July 7, On This Day
Painter, illustrator, caricaturist, prolific printmaker, Symbolist — these are just a few of the many hats worn by Belgian artist Félicien Rops, who is less of a widely known name and more widely appreciated within the art world itself.
Born on July 7, 1833, Rops is considered a pioneer of Belgian comics. He is best known today for his prints and drawings illustrating erotic and occult literature of the 1800s. He passed away in August 1898.
Rops is celebrated as an illustrator by publishers, authors, and poets of his time, and provided frontispieces and illustrations for Jules Barbey d’Aurevilly, Charles Baudelaire, Théophile Gautier, Voltaire, and more. He also produced oil paintings including landscapes, seascapes, and genre paintings.
Rops was born into a wealthy bourgeois family. When young, he progressed from working with student magazines to co-founding his own journal, The Uylenspiegel, a weekly artistic and literary satirical review to which he contributed one or two lithographs an issue. At the age of 24, he married the daughter of a wealthy magistrate and enjoyed the comfortable life of a country gentlemen for some years. Rops became estranged from his wife following scandals and extramarital affairs, and eventually lived in a throuple with the Duluc sisters.

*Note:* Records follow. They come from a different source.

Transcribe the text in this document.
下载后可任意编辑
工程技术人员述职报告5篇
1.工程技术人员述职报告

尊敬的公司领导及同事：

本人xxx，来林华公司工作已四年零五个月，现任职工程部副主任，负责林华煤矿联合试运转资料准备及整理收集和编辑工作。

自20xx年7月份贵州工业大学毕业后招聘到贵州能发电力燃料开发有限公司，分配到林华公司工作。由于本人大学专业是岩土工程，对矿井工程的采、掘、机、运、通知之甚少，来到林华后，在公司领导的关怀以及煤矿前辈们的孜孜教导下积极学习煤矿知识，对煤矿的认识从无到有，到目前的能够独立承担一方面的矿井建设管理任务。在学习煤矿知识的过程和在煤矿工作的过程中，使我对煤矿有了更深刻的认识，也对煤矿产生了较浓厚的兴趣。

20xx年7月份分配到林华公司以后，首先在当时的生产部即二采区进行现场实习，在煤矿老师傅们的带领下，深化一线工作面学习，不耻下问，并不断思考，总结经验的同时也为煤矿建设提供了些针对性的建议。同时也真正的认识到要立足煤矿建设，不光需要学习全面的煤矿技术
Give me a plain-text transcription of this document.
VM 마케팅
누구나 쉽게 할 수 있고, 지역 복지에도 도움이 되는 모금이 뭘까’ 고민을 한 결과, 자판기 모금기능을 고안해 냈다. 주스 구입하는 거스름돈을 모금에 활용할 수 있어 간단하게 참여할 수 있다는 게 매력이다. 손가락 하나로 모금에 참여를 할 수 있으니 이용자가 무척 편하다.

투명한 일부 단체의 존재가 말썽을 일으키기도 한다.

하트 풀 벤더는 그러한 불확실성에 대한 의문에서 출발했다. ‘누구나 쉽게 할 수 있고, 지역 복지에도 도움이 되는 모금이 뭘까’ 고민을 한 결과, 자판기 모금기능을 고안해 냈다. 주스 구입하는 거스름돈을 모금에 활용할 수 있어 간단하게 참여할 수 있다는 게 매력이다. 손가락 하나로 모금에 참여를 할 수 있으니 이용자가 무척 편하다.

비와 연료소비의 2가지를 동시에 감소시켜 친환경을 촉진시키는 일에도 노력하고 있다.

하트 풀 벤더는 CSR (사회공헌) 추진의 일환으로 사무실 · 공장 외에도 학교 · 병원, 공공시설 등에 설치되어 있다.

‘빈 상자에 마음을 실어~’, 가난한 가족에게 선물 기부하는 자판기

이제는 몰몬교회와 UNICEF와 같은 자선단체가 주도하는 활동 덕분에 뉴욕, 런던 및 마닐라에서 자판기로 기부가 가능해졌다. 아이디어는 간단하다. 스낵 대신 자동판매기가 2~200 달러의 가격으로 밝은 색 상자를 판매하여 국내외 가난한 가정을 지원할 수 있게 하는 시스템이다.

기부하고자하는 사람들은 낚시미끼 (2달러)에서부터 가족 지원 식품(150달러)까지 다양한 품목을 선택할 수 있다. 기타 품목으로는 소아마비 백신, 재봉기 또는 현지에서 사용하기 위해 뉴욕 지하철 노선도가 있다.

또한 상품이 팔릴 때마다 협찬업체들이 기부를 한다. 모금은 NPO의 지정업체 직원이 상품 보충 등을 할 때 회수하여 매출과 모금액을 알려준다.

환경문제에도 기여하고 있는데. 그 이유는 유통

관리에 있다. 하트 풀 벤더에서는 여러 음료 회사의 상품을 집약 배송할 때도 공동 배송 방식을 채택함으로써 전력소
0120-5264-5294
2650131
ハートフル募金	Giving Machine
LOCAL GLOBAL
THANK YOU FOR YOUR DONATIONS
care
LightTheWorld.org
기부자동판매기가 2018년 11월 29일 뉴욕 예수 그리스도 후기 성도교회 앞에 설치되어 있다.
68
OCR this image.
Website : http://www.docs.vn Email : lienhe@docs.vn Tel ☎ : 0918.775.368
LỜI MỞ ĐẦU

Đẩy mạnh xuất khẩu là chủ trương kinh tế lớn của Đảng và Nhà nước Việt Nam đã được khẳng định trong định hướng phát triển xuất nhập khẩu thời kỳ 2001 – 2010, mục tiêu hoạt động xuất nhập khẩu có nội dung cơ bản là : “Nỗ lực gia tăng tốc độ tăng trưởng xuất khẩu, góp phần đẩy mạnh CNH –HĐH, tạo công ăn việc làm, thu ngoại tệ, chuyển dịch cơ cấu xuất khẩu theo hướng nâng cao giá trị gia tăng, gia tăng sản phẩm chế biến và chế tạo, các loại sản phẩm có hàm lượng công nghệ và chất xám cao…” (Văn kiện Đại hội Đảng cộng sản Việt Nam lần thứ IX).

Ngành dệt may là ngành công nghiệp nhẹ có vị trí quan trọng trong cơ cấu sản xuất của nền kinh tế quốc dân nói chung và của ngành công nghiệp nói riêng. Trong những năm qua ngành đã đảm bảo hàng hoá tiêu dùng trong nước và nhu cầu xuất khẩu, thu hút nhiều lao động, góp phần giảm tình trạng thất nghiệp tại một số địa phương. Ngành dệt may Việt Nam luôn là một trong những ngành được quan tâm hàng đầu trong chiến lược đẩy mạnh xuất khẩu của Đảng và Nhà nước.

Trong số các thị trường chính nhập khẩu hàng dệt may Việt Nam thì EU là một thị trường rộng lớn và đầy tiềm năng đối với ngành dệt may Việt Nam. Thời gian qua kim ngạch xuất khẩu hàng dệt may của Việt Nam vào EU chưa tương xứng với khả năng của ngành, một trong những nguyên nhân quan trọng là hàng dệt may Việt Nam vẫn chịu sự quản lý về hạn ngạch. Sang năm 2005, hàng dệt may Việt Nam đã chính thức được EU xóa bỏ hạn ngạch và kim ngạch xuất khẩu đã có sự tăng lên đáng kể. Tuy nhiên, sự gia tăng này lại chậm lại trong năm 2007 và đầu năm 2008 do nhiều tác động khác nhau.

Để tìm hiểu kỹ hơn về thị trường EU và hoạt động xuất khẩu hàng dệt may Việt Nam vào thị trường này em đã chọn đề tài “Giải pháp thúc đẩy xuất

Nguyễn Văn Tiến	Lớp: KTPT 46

Circa 1862, Rops became a restless experimenter with etching techniques. In later years, he co-invented a new soft ground varnish method dubbed the “Ropsenfosse”. He was invited to join Les XX or Les Vingt, a group of Belgian artists formed in 1883, which over the years included the likes of James Ensor, Fernand Khnopff, Anna Boch, Paul Signac and others.
Some of his critics dismiss him as a novel, 19th-century illustrator/pornographer, but others look beyond the erotica and write of him respectfully. Wikipedia writes: “Rops was a prolific and versatile artist. In addition to works of fine art depicting genre subjects, still-life, landscapes, decadent nightlife, eroticism, and iconic symbolist works like Pornocrates, he produced hundreds of comics, caricatures, book illustrations, and even an occasional advertisement. His style could sway from realism, to symbolism, and at times even touch on romanticism and impressionism.”